I’m Not In A Bad Mood!!

Okay. I think we all knew that Skittery is a big pessimist, but I think this is the first time (or at least one of the first times) that he has been called evil. By my younger sister. What a pity, because guys who wear pink are certainly not evil. Or at least they don’t end up that way. Who knows how the start out. Anyroad, this is an account of Skittery’s very ‘evil’ day.

Getting smacked awake by Kloppman is not exactly the most fun or enjoyable way to wake up in the morning. But it was a constant reality for poor Skittery. It didn’t make him very happy, but he submitted to the daily torture anyways. And what was up with Racetrack thinking he’s the only person in the bathroom who needs the towel?! Skitts hardly ever got half of his face dry before the guy was hollering to have the thing passed to him. It was his own fault he used way too much soap. Skittery tried to make a joke out of the whole ordeal by demanding money for said towel. Though in the back of his mind he admitted he was halfway serious. I mean, who wouldn’t want to be paid money for a towel that wasn’t even theirs?

Walking to work every morning was a bore. Same route every day. Same streets, same barrels, same Mush doing the same back flips, sand the same old nuns. The nuns must have hated him or something, because they just wouldn’t give him any food. He always had to bribe Snitch to steal it from Dutchy. And Bumlets kept trying to beat him with a stick. So Skittery had taken Roosevelt’s advice and started to speak softly (most of the time, anyways) and carry a big stick. Bigger than Bumlets’s. So now there were daily fencing matches. Jack never noticed Bumlets trying to kill him. Skittery figured that he was too busy trying to remember the way to the distribution Office that he had used every single day for the past ten years. You had to cut him a little slack. Jack just wasn’t that smart.

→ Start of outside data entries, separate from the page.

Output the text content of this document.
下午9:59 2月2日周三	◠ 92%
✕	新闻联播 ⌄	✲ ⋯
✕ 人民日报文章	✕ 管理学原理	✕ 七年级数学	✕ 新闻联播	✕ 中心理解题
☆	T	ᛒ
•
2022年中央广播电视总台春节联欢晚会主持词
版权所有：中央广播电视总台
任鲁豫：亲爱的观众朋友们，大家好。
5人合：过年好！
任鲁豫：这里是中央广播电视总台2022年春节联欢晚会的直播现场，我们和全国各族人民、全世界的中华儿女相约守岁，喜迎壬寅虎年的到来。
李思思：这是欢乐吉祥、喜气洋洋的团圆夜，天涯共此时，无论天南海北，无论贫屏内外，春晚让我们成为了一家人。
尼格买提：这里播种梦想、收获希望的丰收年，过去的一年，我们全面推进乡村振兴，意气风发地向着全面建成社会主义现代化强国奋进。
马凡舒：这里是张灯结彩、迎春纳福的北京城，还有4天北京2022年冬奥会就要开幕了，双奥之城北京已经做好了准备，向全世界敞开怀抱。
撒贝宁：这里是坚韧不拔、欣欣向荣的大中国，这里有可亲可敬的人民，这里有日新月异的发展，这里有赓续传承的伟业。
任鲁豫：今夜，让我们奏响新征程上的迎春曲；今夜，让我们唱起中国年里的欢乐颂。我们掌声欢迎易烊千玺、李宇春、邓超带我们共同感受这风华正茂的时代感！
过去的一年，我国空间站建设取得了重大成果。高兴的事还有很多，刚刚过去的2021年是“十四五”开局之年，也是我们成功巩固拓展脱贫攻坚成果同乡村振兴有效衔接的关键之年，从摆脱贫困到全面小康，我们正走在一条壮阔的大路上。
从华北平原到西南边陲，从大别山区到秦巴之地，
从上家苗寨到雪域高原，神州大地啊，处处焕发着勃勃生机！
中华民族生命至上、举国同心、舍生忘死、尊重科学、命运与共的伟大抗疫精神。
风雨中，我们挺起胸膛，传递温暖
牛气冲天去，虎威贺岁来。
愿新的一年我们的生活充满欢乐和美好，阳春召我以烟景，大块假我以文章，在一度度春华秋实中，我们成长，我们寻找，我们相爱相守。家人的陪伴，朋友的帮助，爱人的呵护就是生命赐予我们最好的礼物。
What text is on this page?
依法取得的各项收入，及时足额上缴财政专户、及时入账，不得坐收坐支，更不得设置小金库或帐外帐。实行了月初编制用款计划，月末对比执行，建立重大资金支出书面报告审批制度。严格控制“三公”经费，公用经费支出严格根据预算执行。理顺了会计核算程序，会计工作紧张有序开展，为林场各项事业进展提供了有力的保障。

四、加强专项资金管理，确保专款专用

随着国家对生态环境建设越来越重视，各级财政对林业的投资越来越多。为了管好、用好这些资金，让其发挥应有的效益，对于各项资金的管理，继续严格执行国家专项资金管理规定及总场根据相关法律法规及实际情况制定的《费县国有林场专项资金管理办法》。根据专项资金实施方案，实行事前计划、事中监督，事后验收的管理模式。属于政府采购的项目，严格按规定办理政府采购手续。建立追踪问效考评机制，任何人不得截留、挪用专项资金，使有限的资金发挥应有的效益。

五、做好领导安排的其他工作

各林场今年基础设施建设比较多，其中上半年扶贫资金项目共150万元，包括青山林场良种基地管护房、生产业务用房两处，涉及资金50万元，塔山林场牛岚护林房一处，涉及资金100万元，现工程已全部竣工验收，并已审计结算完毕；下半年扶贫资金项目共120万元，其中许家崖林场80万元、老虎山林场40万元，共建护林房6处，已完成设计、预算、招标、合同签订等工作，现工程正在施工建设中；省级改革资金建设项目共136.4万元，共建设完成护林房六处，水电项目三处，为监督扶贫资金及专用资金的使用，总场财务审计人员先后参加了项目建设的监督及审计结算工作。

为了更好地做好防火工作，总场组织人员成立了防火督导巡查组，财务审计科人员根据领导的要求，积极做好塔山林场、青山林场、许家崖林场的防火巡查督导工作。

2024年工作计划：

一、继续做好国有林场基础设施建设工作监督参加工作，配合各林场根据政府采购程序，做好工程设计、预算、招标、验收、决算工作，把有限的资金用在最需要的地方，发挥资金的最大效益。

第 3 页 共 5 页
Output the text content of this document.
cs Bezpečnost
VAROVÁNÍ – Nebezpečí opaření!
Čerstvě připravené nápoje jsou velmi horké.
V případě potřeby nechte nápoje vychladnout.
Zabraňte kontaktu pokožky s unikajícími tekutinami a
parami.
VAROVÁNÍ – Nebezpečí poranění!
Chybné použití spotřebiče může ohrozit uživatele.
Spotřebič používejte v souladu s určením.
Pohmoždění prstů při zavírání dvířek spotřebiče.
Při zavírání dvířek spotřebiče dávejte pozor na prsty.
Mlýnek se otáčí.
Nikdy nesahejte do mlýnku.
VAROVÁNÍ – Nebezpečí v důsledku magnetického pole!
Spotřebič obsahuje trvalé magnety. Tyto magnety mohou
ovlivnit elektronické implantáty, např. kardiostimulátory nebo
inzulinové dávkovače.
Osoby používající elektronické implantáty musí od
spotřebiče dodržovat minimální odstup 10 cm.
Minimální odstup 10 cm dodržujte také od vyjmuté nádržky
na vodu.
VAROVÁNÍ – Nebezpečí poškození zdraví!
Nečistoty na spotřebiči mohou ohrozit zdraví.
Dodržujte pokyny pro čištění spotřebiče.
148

Things at the Distribution Office generally weren’t too bad… unless he got stuck behind the inseparably inseparable duo. Or Blink and Mush for those who didn’t notice the fact that they walked together, sold together, talked together, ate together (Skitts suspected they might have slept together as well, but he kept this to himself) and were, in other words, never more than five feet apart and inseparably inseparable. They would have little whispered conversations about who knows what, and it freaked Skittery out. They might have been plotting to kill him, you could never be too careful…

He couldn’t complain about selling papers. Okay, well, he could, but… It at least had a little (Okay, well, a LOT) of variety. Sometimes he got beat up, sometimes he didn’t. Sometimes he could sell all his papes, sometimes he couldn’t. Sometimes it would rain or snow or hail or sleet or be foggy or windy. And sometimes it wouldn’t. He liked bad days, because they gave him something to complain about. Otherwise, he’d spend the whole evening at Tibby’s listening to everyone ELSE’S complaints. Skittery made sure to find at least five things every day (His record was thirty-seven.). It was something to think about while selling, and when he didn’t want to listen to the younger boys.

So you see, evil isn’t really the word to describe him. Skitts just got annoyed by everyone else, and for good reason. You don’t live in the same room with twenty some odd guys and not get irritated with them. Give Skittery a break; he has a lot to deal with. And if he’s complaining, don’t stop him. Who knows, maybe he’ll reach a new record.